Cary Chosen to Test New Voting Method for Runoffs

Posted October 2, 2007 6:38 p.m. EDT
Updated October 2, 2007 7:04 p.m. EDT

— Wake County's elections officials have chosen the town of Cary as a test site for "instant runoff voting" that will allow voters to mark their first, second and third choice in a race in the event a runoff election is needed.

Only votes in the first column of the ballot are tallied on election night. If no one were to get a majority of votes, that would mean an instant runoff between the top two candidates.

"When we hand-sort those ballots, all the votes that were cast for the top two vote-getters are set aside, because those have already been counted," Cherie Poucher, with the Wake County Board of Elections, said.

Elections officials will then look at the second choices on the ballots cast for candidates who are now out of the race. Any marked for the top two is added to the election night total.

The winner gets a majority vote without a separate election.

Elections officials say by eliminating the need for a traditional runoff election, the town of Cary will save more than $60,000 and save voters a trip to the polls.

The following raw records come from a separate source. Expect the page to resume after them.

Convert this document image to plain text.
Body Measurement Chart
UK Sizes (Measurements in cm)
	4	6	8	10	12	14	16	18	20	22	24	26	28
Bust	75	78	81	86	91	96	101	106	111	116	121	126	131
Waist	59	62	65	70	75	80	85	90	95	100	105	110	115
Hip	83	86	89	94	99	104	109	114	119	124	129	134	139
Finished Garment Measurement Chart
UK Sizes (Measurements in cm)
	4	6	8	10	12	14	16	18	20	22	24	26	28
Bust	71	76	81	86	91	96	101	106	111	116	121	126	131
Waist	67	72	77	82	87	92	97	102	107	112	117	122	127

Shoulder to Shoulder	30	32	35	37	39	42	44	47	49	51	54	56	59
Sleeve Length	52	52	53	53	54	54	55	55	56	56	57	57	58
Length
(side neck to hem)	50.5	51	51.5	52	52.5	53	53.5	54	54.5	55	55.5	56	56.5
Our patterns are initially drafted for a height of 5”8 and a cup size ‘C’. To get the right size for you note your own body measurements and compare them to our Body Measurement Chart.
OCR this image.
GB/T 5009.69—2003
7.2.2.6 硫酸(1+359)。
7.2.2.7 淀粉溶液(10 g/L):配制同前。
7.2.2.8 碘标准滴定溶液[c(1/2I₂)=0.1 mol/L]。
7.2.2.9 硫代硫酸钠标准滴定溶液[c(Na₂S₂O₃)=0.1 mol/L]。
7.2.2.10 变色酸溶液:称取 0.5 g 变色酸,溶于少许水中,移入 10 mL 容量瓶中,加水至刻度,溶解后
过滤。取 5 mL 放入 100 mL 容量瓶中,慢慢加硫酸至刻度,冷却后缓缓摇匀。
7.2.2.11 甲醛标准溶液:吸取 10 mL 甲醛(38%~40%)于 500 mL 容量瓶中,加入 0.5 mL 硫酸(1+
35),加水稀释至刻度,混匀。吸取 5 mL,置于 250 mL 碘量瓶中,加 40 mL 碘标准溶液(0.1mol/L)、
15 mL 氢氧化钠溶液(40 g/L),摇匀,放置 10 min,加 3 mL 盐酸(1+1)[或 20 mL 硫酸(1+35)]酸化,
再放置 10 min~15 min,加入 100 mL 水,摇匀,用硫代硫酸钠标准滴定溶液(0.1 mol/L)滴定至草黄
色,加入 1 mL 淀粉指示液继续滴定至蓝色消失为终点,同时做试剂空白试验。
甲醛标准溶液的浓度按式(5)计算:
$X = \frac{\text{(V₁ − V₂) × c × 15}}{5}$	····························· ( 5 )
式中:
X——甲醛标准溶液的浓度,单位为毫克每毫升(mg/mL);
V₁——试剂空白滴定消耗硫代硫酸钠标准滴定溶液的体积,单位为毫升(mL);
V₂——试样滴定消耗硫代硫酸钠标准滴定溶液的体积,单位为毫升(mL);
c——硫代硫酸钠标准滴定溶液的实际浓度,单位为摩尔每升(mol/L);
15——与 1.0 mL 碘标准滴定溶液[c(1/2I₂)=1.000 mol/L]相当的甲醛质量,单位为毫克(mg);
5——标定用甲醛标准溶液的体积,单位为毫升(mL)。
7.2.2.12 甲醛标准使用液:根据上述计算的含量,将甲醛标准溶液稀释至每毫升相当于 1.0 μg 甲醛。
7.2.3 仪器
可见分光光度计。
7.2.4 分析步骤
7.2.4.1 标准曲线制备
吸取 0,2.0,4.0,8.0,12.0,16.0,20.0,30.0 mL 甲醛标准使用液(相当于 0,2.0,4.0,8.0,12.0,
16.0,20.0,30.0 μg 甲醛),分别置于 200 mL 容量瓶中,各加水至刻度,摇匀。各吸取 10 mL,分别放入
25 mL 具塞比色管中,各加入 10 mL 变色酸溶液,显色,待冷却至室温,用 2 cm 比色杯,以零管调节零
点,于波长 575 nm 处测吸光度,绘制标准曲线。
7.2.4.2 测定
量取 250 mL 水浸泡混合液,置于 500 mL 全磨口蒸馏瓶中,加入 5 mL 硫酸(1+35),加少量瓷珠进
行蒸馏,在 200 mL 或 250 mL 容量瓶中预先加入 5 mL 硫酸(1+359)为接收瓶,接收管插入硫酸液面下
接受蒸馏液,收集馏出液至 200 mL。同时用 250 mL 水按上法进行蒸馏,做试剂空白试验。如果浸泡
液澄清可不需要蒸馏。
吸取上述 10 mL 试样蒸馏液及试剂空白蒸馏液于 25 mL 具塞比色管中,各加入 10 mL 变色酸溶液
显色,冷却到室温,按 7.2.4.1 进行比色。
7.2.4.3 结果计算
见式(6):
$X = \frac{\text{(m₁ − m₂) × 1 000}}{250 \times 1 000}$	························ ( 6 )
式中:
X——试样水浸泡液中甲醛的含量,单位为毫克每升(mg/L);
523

Voters in Hendersonville will also use the instant runoff voting method in November, and the North Carolina Board of Elections will evaluate how well it worked and report to lawmakers.

In Wake County, only Raleigh, Cary and the Board of Education races require a majority vote to win, which can lead to a runoff. Other towns use the plurality form of election in which the candidate with the most votes on Election Day wins.